Podocarpus costalis, locally arius, is a species of conifer in the family Podocarpaceae. It is native to the Philippines and Taiwan.

This plant grows in island scrub, low forest, or in a limestone bluff or sea stack habitat, growing at elevations from sea level to nearly 300 meters. It is also widely cultivated as a garden plant and is used in bonsai.

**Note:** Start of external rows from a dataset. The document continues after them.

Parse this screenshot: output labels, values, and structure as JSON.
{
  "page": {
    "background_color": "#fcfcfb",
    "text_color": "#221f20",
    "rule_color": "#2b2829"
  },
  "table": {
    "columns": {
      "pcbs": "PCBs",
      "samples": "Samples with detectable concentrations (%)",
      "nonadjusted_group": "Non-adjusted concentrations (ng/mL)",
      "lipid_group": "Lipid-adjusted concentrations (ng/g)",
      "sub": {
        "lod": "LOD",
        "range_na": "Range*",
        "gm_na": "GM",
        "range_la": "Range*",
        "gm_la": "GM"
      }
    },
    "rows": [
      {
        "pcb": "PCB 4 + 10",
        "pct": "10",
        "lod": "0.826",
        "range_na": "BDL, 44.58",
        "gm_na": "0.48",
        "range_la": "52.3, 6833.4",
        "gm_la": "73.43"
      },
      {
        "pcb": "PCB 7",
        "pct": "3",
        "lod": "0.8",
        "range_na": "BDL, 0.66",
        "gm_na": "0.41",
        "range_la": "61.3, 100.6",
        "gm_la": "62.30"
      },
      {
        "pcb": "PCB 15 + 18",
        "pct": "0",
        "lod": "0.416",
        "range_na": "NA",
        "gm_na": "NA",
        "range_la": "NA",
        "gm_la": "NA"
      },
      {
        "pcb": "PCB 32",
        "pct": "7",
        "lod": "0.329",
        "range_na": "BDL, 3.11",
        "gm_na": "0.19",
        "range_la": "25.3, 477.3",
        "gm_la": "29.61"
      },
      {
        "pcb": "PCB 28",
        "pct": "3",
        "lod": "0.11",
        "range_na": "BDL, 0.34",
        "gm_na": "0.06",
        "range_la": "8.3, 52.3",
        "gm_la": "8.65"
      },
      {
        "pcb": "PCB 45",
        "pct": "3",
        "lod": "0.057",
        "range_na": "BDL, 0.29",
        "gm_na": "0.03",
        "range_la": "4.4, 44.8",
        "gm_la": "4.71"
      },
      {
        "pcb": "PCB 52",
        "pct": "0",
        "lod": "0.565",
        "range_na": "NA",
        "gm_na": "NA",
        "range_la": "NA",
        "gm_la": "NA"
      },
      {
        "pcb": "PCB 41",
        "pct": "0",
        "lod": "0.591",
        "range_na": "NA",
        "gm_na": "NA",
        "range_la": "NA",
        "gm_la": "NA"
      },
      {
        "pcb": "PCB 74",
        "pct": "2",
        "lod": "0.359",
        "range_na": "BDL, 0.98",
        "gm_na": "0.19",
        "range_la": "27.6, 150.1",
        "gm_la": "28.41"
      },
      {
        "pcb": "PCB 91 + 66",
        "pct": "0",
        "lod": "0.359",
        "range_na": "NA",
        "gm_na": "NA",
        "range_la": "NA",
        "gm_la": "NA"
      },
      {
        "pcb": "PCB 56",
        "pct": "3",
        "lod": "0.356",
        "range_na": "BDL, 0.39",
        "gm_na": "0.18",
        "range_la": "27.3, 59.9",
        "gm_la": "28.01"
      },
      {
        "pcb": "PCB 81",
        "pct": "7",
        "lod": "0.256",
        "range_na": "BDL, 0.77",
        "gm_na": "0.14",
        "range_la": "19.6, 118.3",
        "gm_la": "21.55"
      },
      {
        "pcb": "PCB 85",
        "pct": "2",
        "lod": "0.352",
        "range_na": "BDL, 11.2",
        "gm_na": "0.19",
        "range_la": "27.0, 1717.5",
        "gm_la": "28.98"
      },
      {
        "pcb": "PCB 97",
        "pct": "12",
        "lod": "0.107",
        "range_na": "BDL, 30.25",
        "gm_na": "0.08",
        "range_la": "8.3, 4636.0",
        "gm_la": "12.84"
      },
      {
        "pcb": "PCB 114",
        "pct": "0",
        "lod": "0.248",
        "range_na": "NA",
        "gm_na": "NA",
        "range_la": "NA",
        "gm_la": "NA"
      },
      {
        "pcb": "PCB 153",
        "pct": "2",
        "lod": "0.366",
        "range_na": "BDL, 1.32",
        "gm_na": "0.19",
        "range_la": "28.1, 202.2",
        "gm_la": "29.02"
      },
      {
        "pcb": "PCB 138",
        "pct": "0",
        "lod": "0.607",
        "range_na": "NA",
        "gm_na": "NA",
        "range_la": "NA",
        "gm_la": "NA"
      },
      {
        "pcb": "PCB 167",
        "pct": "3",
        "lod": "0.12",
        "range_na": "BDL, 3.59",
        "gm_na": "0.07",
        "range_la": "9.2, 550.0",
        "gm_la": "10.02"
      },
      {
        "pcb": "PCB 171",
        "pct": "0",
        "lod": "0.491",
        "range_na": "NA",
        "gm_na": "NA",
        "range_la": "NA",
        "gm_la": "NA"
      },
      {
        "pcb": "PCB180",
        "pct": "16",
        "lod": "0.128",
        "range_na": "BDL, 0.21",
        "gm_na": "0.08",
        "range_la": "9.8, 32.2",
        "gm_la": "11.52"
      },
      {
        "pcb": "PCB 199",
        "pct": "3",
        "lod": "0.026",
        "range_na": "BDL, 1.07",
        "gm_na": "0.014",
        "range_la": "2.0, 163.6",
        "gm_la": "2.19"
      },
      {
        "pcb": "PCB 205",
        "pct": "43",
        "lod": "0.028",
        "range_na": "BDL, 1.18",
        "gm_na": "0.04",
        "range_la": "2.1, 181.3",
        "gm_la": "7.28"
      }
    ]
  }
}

The fruit is edible.

One threat to the survival of wild populations is overcollecting for horticulture; this practice is illegal throughout its native range.

The species was described by Carl Borivoj Presl in 1851.

==Description==
Podocarpus costalis is a small, shrubby tree, usually ranging from one to five meters high. It has bud of foliage two to four millimeters long. The plant it is often confused with P. polystachyus because of the similar habitats and leaves.

==Conservation==
The plant is endangered largely on account of its minuscule area of occupancy of about 24 square kilometers. It is limited to five islands and localities, and its growth is naturally limited to a specific habitat. It has also become endangered because of continual removal of mature plants for horticulture or as potted plants, depleting its population. The plants have been taken from the wild to be planted in gardens in Luzon and Taiwan, only increasing the rate of removal.

Countries with the plant natively have legally protected it, with countries such as the Philippines and Taiwan making the collection of the plant from the wild illegal. Those interested in the plant have been advised to grow the plant by seed to avoid removing any more of the plants from their natural habitat.